Active RFID: A local wireless positioning infrastructure built on premises indoor or outdoor calculates the position based on Time of Flight from emitted signal & ID from the tracking device to at least 3 receivers or when passing through a portal. The network is operating in frequency areas such as 2.4 GHz WiFi, 868 MHz, 3.7 GHz (UWB – Ultra Wide Band), the former integrating with existing data network, the latter promising an impressive 0.3 m accuracy. Tracking devices are battery powered.

Passive RFID: Proximity tracking devices are passive tags detected and identified by a reader within close range. Example: Price tags with built-in RFID will set off an alarm if leaving the store. Numerous proprietary systems are on the market. NFC (Near Field Communications) signifies a system where the reader performs the identification by almost touching the tag.

Beacons: Bluetooth Low Energy (BLE) signals sent from a fixed position to a mobile device, which then roughly calculates its proximity based on the fading of the signal strength. For robotic vacuum cleaners an infrared light beacon can be used to guide the vehicle towards the charging station.

Dead Reckoning: Measure via incremental counting of driving wheels’ rotation and steering wheel’s angle. Small variations in sizes of wheel or slip of the surface may introduce an accumulated error, hence this method is often combined with other systems for obtaining an exact re-positioning reset.

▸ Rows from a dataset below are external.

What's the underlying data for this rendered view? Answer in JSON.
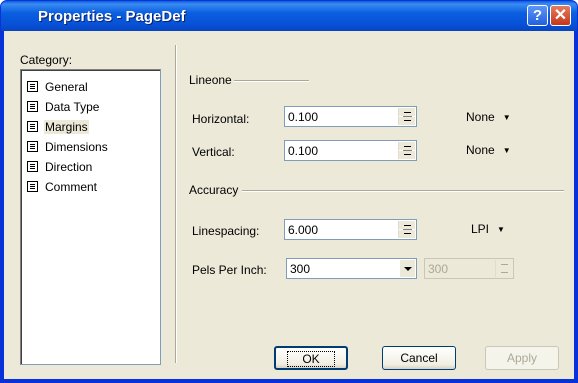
{
  "window": {
    "title": "Properties - PageDef",
    "help_label": "?",
    "close_label": "✕"
  },
  "category": {
    "label": "Category:",
    "items": [
      {
        "label": "General",
        "selected": false
      },
      {
        "label": "Data Type",
        "selected": false
      },
      {
        "label": "Margins",
        "selected": true
      },
      {
        "label": "Dimensions",
        "selected": false
      },
      {
        "label": "Direction",
        "selected": false
      },
      {
        "label": "Comment",
        "selected": false
      }
    ]
  },
  "lineone": {
    "group_label": "Lineone",
    "horizontal": {
      "label": "Horizontal:",
      "value": "0.100",
      "unit": "None"
    },
    "vertical": {
      "label": "Vertical:",
      "value": "0.100",
      "unit": "None"
    }
  },
  "accuracy": {
    "group_label": "Accuracy",
    "linespacing": {
      "label": "Linespacing:",
      "value": "6.000",
      "unit": "LPI"
    },
    "pels": {
      "label": "Pels Per Inch:",
      "value": "300",
      "disabled_value": "300"
    }
  },
  "buttons": {
    "ok": "OK",
    "cancel": "Cancel",
    "apply": "Apply"
  }
}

Scan and draw map: Laser beam reflections are measured and used for calculating the perimeter of a room and objects. Used for instance when positioning fork-lifts in storage facilities.

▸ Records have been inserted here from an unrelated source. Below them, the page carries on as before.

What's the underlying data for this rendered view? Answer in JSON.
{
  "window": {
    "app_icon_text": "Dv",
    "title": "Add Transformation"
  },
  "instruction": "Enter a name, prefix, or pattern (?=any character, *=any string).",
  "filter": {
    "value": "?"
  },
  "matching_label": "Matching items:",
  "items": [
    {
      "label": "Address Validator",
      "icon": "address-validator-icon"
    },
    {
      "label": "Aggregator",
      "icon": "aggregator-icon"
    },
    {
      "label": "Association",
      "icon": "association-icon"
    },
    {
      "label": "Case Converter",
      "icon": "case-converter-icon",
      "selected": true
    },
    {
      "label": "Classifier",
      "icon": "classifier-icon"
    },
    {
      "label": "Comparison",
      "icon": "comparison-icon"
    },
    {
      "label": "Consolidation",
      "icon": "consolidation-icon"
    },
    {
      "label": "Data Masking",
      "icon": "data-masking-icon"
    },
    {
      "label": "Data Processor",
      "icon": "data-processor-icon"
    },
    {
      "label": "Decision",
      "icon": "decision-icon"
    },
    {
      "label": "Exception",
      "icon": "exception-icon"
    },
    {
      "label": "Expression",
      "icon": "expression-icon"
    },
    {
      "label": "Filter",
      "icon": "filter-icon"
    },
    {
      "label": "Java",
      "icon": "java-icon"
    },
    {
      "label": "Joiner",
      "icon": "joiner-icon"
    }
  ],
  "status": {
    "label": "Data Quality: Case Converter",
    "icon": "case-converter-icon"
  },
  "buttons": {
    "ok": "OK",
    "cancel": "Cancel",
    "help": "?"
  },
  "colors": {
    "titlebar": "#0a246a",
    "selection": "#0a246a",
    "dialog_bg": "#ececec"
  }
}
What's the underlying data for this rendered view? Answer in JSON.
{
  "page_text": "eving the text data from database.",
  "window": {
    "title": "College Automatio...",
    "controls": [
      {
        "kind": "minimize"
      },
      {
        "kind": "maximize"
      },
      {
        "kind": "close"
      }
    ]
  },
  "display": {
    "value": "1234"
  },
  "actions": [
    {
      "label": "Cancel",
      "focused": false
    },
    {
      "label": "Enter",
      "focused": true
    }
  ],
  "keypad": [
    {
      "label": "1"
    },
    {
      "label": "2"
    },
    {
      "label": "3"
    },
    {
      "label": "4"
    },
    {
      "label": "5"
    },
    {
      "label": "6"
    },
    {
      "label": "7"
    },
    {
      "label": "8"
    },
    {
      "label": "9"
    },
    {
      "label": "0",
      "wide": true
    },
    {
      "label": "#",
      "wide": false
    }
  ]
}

Visual recognition: The most advanced degree of vision is required in fully autonomous vehicles using Laser/Radar (Lidar) for recognition of all kinds of object and obstructions. A much simpler method can be used for calculating a position indoor tracking printed 2D barcodes placed at regular intervals in a matrix across the ceiling. An upwards facing camera identifies each pattern and the skewed projection of the viewed angle.

Inertia: A relative movement detection likewise classical gyroscopes in aircrafts now miniaturised to be contained on a chip. From a known starting position and velocity this method measures acceleration as well as rotation in all 3 dimensions which describes any change in movement.

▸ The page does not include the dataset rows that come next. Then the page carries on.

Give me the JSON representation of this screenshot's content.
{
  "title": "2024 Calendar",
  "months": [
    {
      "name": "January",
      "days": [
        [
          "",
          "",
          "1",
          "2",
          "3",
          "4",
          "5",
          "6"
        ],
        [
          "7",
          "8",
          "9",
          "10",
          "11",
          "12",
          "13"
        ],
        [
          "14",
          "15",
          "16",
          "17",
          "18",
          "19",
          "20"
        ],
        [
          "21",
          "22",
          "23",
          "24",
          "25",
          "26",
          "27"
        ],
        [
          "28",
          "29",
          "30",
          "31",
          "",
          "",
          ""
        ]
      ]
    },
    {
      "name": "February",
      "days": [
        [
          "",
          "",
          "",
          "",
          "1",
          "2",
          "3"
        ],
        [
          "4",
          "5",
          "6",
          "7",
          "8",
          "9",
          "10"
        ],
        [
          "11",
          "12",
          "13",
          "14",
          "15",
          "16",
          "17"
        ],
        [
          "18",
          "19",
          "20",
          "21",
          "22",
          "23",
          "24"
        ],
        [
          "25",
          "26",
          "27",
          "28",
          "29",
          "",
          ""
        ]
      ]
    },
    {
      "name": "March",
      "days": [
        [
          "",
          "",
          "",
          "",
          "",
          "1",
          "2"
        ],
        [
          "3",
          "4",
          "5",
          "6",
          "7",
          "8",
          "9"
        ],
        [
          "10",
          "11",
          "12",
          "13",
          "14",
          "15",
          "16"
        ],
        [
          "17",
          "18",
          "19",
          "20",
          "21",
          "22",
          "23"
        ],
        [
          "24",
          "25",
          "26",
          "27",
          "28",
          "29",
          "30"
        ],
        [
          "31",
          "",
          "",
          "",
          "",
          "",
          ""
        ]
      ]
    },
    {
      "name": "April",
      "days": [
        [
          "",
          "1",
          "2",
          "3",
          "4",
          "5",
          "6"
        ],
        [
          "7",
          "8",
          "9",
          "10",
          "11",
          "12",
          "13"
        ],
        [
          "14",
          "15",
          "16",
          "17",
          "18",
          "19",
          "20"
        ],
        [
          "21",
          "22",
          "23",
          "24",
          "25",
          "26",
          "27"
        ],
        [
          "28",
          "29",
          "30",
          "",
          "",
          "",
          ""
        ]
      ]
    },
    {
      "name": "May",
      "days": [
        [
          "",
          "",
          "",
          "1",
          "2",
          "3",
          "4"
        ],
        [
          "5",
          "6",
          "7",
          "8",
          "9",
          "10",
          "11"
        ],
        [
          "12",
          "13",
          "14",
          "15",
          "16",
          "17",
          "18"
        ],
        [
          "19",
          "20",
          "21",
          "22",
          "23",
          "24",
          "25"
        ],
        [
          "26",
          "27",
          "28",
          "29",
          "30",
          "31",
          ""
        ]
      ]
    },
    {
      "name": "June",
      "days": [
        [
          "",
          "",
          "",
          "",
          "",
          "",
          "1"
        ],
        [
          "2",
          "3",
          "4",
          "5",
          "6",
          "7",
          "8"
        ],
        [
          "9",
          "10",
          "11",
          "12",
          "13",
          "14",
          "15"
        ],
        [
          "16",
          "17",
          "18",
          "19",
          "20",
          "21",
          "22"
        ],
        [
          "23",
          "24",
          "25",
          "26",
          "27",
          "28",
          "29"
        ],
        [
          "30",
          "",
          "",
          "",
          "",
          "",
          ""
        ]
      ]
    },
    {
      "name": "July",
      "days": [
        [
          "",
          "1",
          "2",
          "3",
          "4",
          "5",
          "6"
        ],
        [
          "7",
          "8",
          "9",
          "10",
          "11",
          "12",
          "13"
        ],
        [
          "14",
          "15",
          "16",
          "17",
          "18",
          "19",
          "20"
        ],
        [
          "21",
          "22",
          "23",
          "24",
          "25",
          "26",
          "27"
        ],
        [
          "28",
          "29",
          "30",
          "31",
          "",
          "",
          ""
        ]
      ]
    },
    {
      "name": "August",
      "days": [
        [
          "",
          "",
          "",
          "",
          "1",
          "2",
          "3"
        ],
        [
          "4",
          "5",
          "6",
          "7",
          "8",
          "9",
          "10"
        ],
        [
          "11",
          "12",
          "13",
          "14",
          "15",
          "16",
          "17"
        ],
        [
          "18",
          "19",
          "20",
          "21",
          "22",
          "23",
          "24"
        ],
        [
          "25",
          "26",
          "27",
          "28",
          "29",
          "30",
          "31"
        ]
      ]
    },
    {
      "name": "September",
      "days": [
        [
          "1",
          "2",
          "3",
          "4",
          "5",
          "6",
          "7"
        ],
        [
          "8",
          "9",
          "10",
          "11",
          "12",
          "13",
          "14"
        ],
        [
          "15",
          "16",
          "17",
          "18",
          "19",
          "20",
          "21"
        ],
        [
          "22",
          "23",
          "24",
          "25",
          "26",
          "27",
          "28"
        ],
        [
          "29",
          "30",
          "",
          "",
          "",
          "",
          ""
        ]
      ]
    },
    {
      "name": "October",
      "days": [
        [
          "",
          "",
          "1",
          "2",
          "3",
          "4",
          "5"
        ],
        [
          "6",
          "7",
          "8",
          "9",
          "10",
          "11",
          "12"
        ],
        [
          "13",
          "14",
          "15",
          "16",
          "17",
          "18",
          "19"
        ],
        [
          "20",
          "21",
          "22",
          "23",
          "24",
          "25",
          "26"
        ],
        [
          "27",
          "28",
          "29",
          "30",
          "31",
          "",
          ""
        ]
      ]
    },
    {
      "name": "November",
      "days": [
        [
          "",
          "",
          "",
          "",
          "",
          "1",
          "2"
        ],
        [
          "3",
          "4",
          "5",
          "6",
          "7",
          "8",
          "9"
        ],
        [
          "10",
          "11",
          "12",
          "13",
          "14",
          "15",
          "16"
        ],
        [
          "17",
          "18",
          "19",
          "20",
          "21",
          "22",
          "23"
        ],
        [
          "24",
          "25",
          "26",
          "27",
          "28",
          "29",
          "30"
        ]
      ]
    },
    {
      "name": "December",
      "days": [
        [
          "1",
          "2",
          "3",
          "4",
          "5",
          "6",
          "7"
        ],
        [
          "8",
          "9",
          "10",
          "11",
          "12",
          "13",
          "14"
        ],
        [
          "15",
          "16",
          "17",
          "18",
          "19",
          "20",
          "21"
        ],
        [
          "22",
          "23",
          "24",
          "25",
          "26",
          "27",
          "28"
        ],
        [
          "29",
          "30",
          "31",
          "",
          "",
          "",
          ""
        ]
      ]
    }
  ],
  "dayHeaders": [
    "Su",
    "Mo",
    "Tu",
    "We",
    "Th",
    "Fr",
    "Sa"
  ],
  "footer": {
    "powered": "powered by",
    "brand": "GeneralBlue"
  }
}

Magnetic field: a digital compass (on chip) can identify the orientation provided no other magnetic signals are causing distortion.

Mix and Improve: Multiple of the listed technologies supplement each other, well-proven or novel, each contributing to precision and robustness of the system. Set a fixpoint via portals or a visual reference to reset dead reckoning & relative movement; supplement satellite signal with known fixpoint: “real time kinematics” refines GPS accuracy to mere centimetres; combine Dead Reckoning and visual recognition of 2D barcodes in the ceiling.